72. Awal Pernikahan (3)

7.4K 562 15
                                    

Kami tiba di hotel hampir menyentuh tengah malam. Kak Arya memintaku untuk membersihkan diri lebih dulu, sedangkan kulihat dia langsung berbaring di atas ranjang karena kelelahan. Aku tak banyak bicara yang kemudian membongkar sedikit koper untuk mengambil beberapa barang lalu melesak ke kamar mandi.

Kesunyian di kamar hotel ini lenyap oleh suara pancuran air hangat dari shower, seluruh keletihan di tubuhku pun larut secara perlahan. Aku tidak biasa mandi malam, tapi menurutku kali ini adalah pilihan yang terbaik.

Setelah beberapa saat akupun selesai mandi, kukenakan salah satu kimono handuk yang sudah disiapkan untuk kami. Masih di dalam kamar mandi, aku menatap pantulan wajahku tanpa make-up di cermin begitu lekat. Sepertinya aku butuh memoles sedikit lipstik di bibir untuk mengurangi kesan pucat. Tidak, tampaknya itu masih kurang. Aku mengambil maskara dengan tipe sikat Skinny Wands favoritku dari tas khusus make-up lalu menyikat bulu mata pendekku. Setelah itu ku oleskan sedikit BB cream ke wajah lalu menaburinya dengan bedak tipis. Ini lebih baik.

Entah sudah berapa lama waktu yang kuhabiskan di kamar mandi. Perlahan aku melangkah keluar dan melirik ke arah kak Arya yang masih terbaring di atas ranjang dengan sebuah lengan menutupi wajahnya.

"Udah selesai?" tanyanya spontan membuatku nyaris terlonjak. Tanpa perlu ditebak, dia mengerti alasan kenapa aku begitu lama. Kuharap dia tidak marah.

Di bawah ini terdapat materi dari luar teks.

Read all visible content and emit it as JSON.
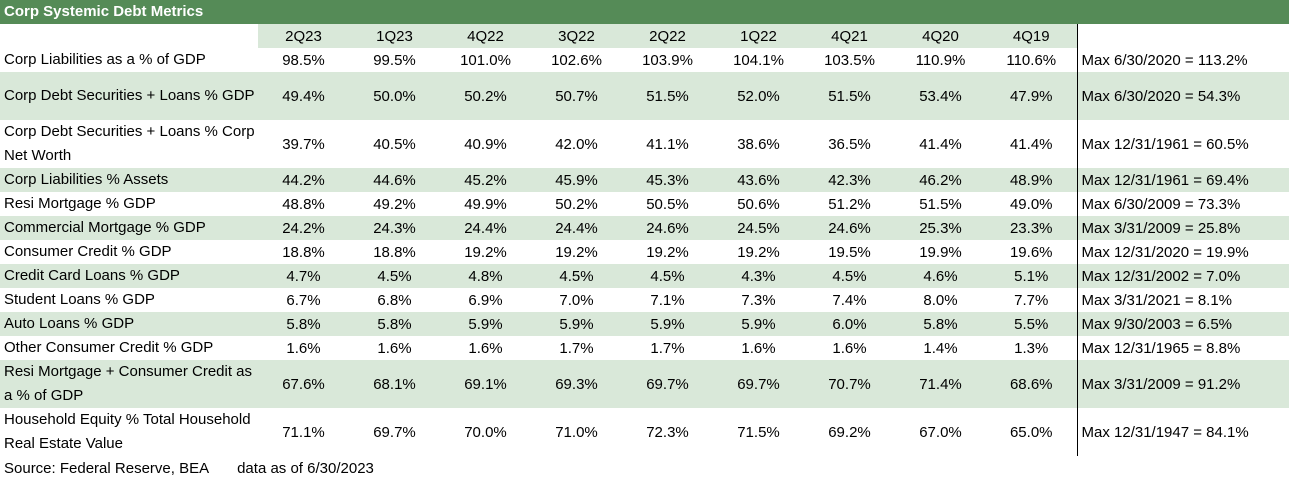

"Iya." Sahutku sambil memalingkan diri ke koper untuk mengambil hairdryer.

Kudengar kak Arya menarik napas panjang, dia berusaha bangkit dari kasur kemudian berjalan setengah menyeret ke kamar mandi. Aku langsung bernapas lega ketika kudengar air shower menyala.

Sumpah hingga detik ini aku sama sekali belum memahami karakter seorang Arya Wijaya. Meski hari ini dia sudah menjadi suamiku, aku masih terlalu khawatir juga takut untuk membuat masalah. Lebih tepatnya aku tidak ingin dia membenciku karena kesanku yang buruk. Aku mendesah, sekali lagi aku berpikiran negatif.

Aku duduk di tepi ranjang, menyalakan mesin hairdyrer lalu mengarahkannya ke rambutku. Sulitku jelaskan kenapa aku tak berhenti menatap kamar mandi. Sebenarnya aku mencoba berpura-pura bodoh kalau ini adalah malam pertama kita dalam tanda kutip kita tidak hanya tidur saja. 'Dia akan meniduriku!' Ingat itu, dan tubuhku langsung merinding ketakutan.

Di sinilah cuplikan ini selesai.